En el DF se ha hecho conjuntamente un ejercicio en este sentido, que tuvo como primer resultado un Diagnóstico de derechos humanos para la ciudad, y que pronto culminará con un programa para todas las instituciones públicas locales, que incluye líneas estratégicas, acciones específicas, agendas legislativas e indicadores para 25 temas distintos. Este ejercicio, inédito en su tipo a nivel mundial por su construcción plural, intersectorial y por su enfoque, es fruto de un Comité Coordinador en el que participan organizaciones civiles, universidades, el Gobierno del DF, el Tribunal Superior de Justicia, la Asamblea Legislativa y la Comisión de Derechos Humanos, con la asesoría de la Oficina de la Alta Comisionada de Naciones Unidas.
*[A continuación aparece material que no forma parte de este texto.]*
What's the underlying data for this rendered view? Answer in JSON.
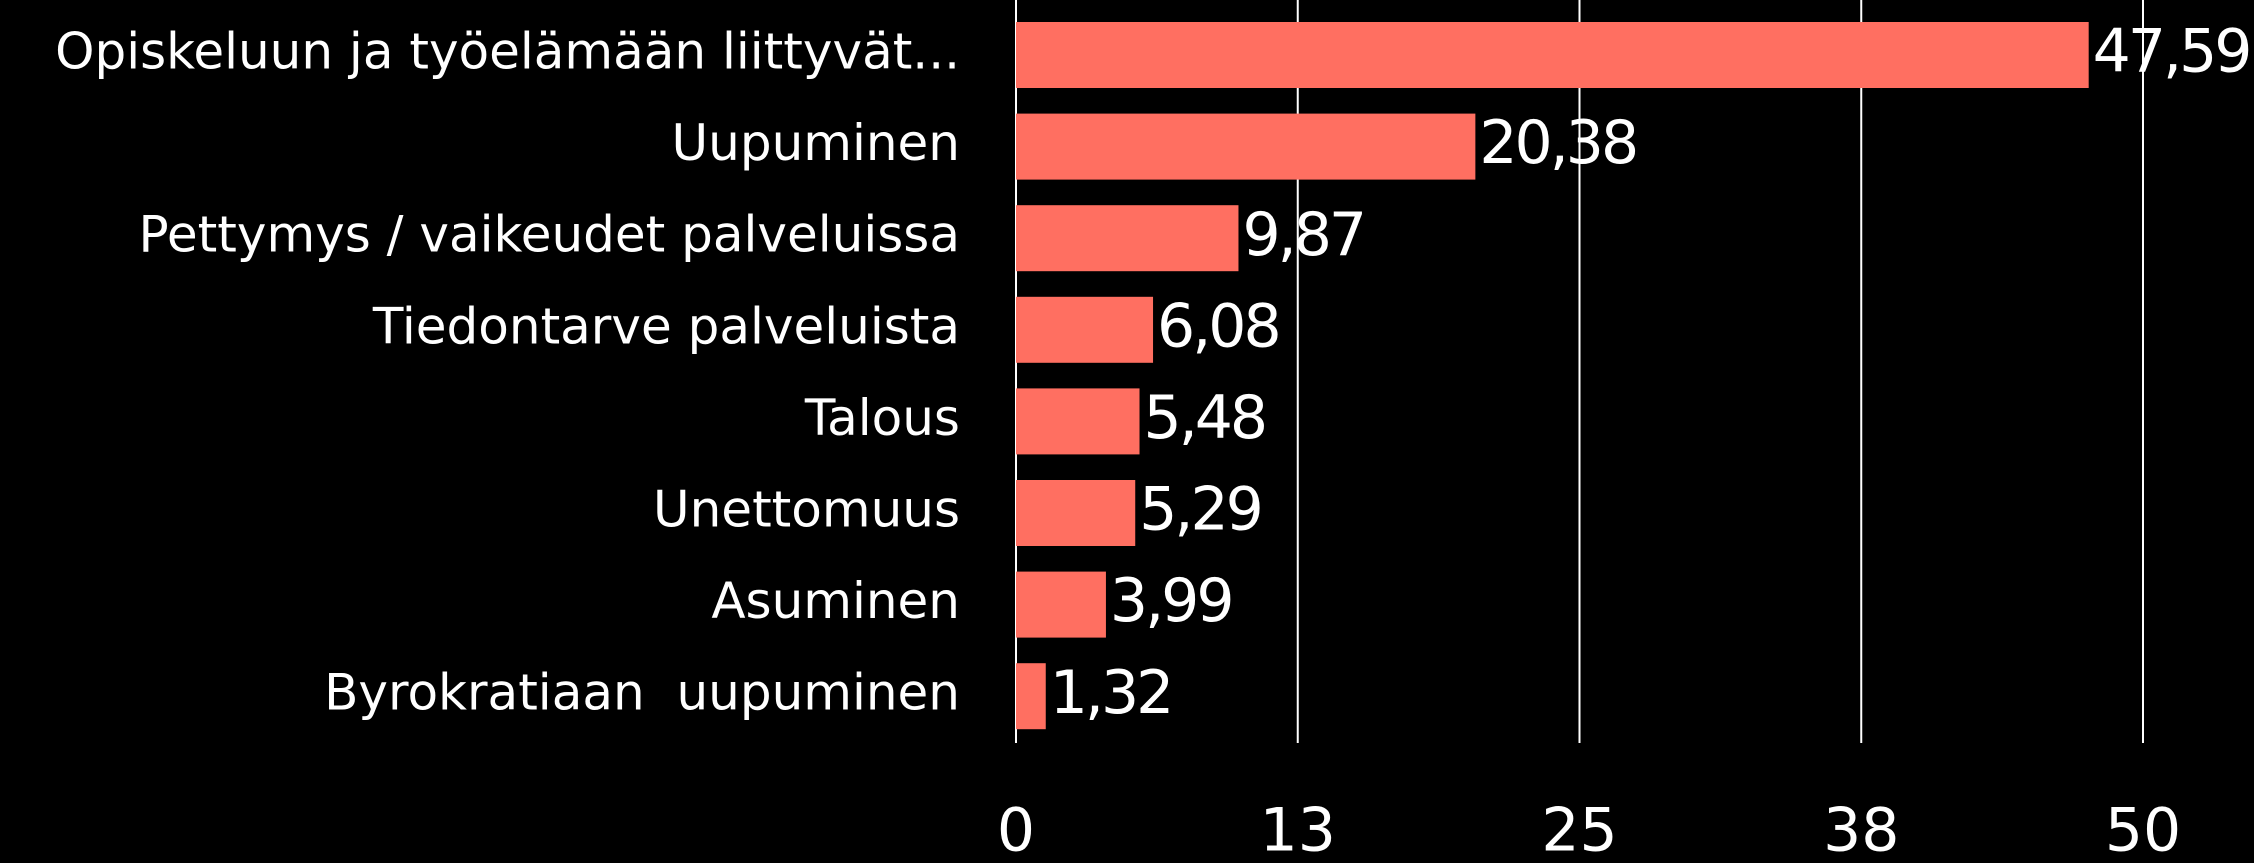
{
  "chart_data": {
    "type": "bar",
    "orientation": "horizontal",
    "categories": [
      "Opiskeluun ja työelämään liittyvät...",
      "Uupuminen",
      "Pettymys / vaikeudet palveluissa",
      "Tiedontarve palveluista",
      "Talous",
      "Unettomuus",
      "Asuminen",
      "Byrokratiaan  uupuminen"
    ],
    "values": [
      47.59,
      20.38,
      9.87,
      6.08,
      5.48,
      5.29,
      3.99,
      1.32
    ],
    "value_labels": [
      "47,59",
      "20,38",
      "9,87",
      "6,08",
      "5,48",
      "5,29",
      "3,99",
      "1,32"
    ],
    "color": "#ff6f61",
    "xlim": [
      0,
      50
    ],
    "xticks": [
      0,
      {
        "value": 12.5,
        "label": "13"
      },
      25,
      {
        "value": 37.5,
        "label": "38"
      },
      50
    ],
    "grid": true
  }
}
Este proceso se presentó este martes en Ginebra, en la sede de la ONU, y hoy se hará en Washington, ante la Comisión Interamericana de Derechos Humanos de la OEA, como una buena práctica colectiva entre Estado y sociedad, y como una expresión del compromiso que asumen las instancias públicas responsables de la implementación del programa a partir de ahora y en los próximos años.
El desafío es enorme; recién comienza. Cambiar el paradigma requiere una voluntad ilimitada para modificar la cultura política, mejorar la legislación, adecuar las instituciones y las políticas públicas, presupuestar desde otro enfoque. Requiere una ciudadanía activa, corresponsable y vigilante. Pero lo que nos jugamos es aún mayor, y la apuesta es por demás indispensable: la posibilidad de concretar un estado democrático de derecho, un espacio público para la igualdad y la equidad. Un Estado para la justicia y la dignidad.